This section is from the book "The Modern Cook: A Practical Guide to the Culinary Art in All Its Branches", by Charles Elme Francatelli. Also available from Amazon: The Modern Cook: A Practical Guide to the Culinary Art in All Its Branches.
Ingredients: - Two pounds of flour, twenty ounces of butter, twelve eggs, six ounces of pounded sugar, six ounces of ground or pounded almonds, also a few bitter ditto, eight ounces of dried cherries, four ounces of green citron cut up in shreds, half an ounce of cinnamon powder, half a pint of whipped cream, one ounce and a quarter of German yeast, two wine-glasses of brandy, and half an ounce of salt.
Mix the above ingredients according to the directions given for the German kouglauff: except that the yeast must be dissolved in a spoonful of tepid water, and the cream whipped previously to its being added the last thing. When the cake is mixed, it should be placed in a tin hoop, measuring about ten inches in diameter by four inches deep. A double sheet of paper, spread with butter, should be first placed on a stout copper baking-sheet, and the hoop, also lined with paper, next placed upon it, ready to receive the mixture. As soon as the fermentation of the paste has taken place in a satisfactory degree, causing it to increase to twice its original quantity, let it be immediately put in the oven (at moderate heat), and baked of a light color.

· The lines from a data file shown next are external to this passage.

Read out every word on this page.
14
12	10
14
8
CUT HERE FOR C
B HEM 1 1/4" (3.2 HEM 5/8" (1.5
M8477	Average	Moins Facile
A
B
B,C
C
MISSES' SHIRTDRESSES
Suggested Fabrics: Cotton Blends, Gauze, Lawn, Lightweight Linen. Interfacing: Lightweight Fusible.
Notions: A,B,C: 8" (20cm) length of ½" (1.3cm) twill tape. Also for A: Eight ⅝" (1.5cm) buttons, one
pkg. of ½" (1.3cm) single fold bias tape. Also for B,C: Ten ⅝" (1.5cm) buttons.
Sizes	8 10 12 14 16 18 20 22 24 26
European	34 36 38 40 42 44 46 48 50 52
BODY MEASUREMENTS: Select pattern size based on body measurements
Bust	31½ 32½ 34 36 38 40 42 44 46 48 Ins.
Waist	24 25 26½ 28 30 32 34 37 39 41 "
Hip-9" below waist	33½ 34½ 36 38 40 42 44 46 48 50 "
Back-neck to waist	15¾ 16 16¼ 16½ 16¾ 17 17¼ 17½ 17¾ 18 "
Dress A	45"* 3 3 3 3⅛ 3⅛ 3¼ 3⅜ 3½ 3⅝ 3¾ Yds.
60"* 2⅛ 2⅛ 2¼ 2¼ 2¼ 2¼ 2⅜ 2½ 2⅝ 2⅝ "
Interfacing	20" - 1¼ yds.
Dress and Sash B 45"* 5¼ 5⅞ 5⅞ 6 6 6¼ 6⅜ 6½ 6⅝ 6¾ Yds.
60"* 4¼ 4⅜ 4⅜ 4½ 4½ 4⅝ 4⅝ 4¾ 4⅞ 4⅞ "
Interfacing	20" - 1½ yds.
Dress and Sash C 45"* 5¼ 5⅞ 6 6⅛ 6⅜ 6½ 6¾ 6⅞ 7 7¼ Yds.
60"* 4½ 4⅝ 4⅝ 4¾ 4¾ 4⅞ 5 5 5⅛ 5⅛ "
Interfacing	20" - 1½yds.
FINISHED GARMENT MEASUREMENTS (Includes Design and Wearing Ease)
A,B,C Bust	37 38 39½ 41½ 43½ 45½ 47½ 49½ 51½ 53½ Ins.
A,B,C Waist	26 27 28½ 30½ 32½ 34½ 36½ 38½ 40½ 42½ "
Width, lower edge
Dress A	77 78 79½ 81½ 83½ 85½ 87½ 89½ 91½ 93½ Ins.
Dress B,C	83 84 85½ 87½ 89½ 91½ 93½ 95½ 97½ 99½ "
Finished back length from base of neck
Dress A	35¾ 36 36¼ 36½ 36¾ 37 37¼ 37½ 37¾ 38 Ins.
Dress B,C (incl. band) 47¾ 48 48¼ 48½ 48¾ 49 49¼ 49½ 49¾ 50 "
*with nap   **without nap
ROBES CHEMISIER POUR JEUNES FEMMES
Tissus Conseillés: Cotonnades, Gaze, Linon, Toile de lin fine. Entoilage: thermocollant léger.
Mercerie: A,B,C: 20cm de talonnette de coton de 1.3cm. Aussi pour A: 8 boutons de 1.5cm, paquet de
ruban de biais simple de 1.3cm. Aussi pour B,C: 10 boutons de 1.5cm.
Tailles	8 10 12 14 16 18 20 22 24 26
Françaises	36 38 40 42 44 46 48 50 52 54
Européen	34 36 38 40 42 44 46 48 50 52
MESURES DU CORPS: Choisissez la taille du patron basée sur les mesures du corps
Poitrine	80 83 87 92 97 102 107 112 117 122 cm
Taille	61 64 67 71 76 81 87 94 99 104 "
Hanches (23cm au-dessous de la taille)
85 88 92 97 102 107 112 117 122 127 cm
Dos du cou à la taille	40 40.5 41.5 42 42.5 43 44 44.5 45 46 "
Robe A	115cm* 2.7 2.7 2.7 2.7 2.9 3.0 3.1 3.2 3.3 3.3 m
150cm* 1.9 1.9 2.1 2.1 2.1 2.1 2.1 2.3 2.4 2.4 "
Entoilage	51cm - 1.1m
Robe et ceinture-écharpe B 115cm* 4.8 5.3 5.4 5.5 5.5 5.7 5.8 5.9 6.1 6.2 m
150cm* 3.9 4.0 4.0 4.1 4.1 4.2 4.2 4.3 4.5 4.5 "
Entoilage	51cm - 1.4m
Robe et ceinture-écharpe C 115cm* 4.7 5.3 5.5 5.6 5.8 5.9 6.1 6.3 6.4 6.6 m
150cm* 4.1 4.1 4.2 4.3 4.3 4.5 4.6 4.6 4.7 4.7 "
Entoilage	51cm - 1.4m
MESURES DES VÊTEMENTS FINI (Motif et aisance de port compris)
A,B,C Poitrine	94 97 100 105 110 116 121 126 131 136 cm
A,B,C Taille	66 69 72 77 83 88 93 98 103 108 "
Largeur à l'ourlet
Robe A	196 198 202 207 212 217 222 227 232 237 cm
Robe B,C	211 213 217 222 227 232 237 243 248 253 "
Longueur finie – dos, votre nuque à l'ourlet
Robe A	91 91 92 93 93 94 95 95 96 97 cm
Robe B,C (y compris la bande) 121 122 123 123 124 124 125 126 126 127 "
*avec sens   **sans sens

This kind of cake may be served as a second-course remove; some apricot marmalade, diluted with a little lemon-juice and warmed, should be sent to table with it separately in a sauce-boat, or, if preferred, instead of the apricot, some German custard sauce, made in the following manner: -
Put four yolks of eggs in a middle-sized bain-marie, and add two ounces of pounded sugar, two wine-glasses of Sherry, and the rind of an orange or lemon grated on sugar. Place the bain-marie containing these ingredients in a larger stewpan with water sufficient to reach about one inch up the outside of the bain-marie; set this on a slow stove-fire, and commence whisking or milling the contents briskly, until it appears like a rich-looking frothy custard. Be careful not to allow the cream to become too hot, as that would set the yolks of eggs, and thereby decompose the custard.
Ingredients: - Two pounds of flour, four ounces of sugar, twenty ounces of fresh butter, fifteen eggs, half an ounce of salt, one ounce of German yeast, and four ounces of blanched and shred almonds.
First, set the sponge, with one-fourth part of the flour, and the yeast, in the same manner as directed for making brioche. Then, while the sponge is placed in a moderate temperature, to admit of its rising gradually and satisfactorily, place the remainder of the flour in a large white pan or basin, hollow out the centre, and having first placed therein the salt, moistened with a tea-spoonful of water, the butter, sugar, and ten whole eggs broken, proceed to manipulate the whole with the right hand, beating up the paste until it easily leaves the sides of the pan; you then break in the remainder of the eggs, two at a time, until the paste has absorbed the whole; and, after having continued to work it five minutes longer, proceed to fill an appropriate-sized mould with it in manner following : - First, let the inside of the mould be well buttered, after which, strew the shred almonds equally over and about the surface of the interior; next, work the paste up again for a minute or two, and put a sufficient quantity thereof into the mould to rather more than half fill it. You now place the Savarin in a moderate temperature to rise until it has nearly filled the mould; when, after first sticking a broad band of thick paper round the upper part of the mould, so as effectually to prevent the batter from running over the sides of the mould, while it is being baked, put it into an oven of moderate heat, and bake it for about two hours. When done, turn the Savarin out of the mould, and after first running a knife into several parts of the surface, pour gently a rather thick orange syrup, containing a glassful of curacao, over and into the Savarin, and send to table quite warm.
This kind of cake is sometimes, in order to vary its appearance, after being first well soaked with a warm rich syrup, rolled all over in orange or lemon sugar.